Le rôle des psychologues sociaux et de la personnalité a été un peu plus étudié l’année dernière, car ceux-ci sont au premier plan lorsqu’il s’agit de trouver des moyens de faire adhérer les gens aux mesures de santé publique. Il ne suffit sûrement pas de « formuler votre message dans ce sens et tout le monde portera un masque et se fera vacciner ». La question est plutôt de savoir quel type de message, d’image et de rhétorique incitera le plus grand nombre de personnes à prendre les précautions nécessaires pour se protéger. Le Dr Zelenski dit que ce processus est très complexe.
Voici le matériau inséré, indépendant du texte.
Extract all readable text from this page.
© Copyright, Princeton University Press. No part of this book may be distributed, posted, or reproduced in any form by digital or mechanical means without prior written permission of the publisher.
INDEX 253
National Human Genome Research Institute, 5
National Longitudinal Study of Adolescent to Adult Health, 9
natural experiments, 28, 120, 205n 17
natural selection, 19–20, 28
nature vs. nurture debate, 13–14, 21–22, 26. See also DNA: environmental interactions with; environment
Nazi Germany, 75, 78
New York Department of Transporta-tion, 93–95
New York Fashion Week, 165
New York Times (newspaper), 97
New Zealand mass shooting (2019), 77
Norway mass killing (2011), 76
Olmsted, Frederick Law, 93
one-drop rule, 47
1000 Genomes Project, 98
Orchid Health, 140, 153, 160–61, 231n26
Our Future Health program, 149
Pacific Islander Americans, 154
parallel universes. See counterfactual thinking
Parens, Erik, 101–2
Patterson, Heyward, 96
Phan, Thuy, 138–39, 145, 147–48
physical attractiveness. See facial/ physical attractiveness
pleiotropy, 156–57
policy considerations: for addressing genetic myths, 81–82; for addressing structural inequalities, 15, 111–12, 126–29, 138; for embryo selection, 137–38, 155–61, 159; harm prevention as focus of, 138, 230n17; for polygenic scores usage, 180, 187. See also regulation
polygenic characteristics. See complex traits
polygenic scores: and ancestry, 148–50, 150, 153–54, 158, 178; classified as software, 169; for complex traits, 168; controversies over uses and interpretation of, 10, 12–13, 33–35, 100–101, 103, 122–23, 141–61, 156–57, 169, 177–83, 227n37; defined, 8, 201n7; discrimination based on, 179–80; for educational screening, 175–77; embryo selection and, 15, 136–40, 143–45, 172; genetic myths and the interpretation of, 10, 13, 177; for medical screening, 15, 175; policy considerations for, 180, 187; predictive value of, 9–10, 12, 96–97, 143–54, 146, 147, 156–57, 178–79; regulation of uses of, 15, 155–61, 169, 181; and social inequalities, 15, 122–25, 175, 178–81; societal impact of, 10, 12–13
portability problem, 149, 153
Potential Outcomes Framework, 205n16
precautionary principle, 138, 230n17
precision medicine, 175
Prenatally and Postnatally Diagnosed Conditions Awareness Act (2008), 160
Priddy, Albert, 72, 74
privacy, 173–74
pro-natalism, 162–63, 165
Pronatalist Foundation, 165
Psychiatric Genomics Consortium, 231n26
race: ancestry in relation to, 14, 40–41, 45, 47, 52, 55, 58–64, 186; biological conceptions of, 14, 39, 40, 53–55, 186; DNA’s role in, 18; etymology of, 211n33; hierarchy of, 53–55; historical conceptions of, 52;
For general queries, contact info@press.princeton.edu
« Lors de l’un de mes séminaires de deuxième cycle, pas plus tard que la semaine dernière, nous examinions des articles contradictoires dans une revue très prestigieuse, et l’un d’entre eux disait : “Voici les choses que les psychologues sociaux ont apprises; appliquez-les à la pandémie!” L’autre venait d’un groupe composé principalement de psychologues sociaux et de psychologues de la personnalité et disait : “Attendez une seconde. Nous avons fait une tonne d’études, mais surtout sur les étudiants. Ce qu’elles nous ont appris n’est peut-être pas suffisant ni prêt à être appliqué.” Entre les deux, il y a des politiciens et des décideurs qui doivent prendre des décisions dans l’immédiat et qui veulent savoir si ces données scientifiques sont utiles ou non. Donc, même au sein de notre domaine, il y a un débat. Nous ne manquons pas de poser ces questions et d’y répondre, et si nos conseils ne sont pas aussi avisés qu’ils pourraient l’être dans cinq ans, beaucoup de gens estimeront qu’ils sont au moins suffisamment judicieux pour être utiles dans l’immédiat. »
Selon la Dre Starzyk, ce qui est surtout difficile, c’est maintenir la confiance des gens envers le gouvernement afin de les amener à faire confiance aux mesures de santé publique préconisées par ce gouvernement.
« Les gouvernements ne transposent pas toujours les résultats de la recherche en politiques, et ils se comportent de manière vraiment incohérente. Nous savons beaucoup de choses sur ce qui suscite la confiance à l’égard du gouvernement. Lorsqu’il dit que l’on peut circuler sans masque partout où l’on veut, puis que trois jours plus tard, les directives sont différentes, les gens commencent à se demander si cette politique est fondée sur un motif valable.
Même si nous savons que la question des contacts n’est plus aussi importante et qu’il n’est plus nécessaire de désinfecter tout ce qui se trouve dans la maison, l’une des raisons pour lesquelles les gouvernements ont hésité à annuler ce type de conseils est que cela aurait pu diminuer la confiance des gens. Je pense que ce n’est pas très sage, il faut choisir ce que la science offre de mieux à ce moment-là et éviter que les gens dépensent de l’argent pour acheter des choses dont ils n’ont pas besoin. »
La recherche en psychologie de la personnalité et en psychologie sociale a beaucoup fait, mais reste un peu méconnue du grand public. Nous espérons que cela changera. Les psychologues sociaux et les psychologues de la personnalité nous aident à combattre le racisme, à nous comporter de façon plus écologique et tentent de nous convaincre de porter un masque et de nous faire vacciner. Pour vivre mieux.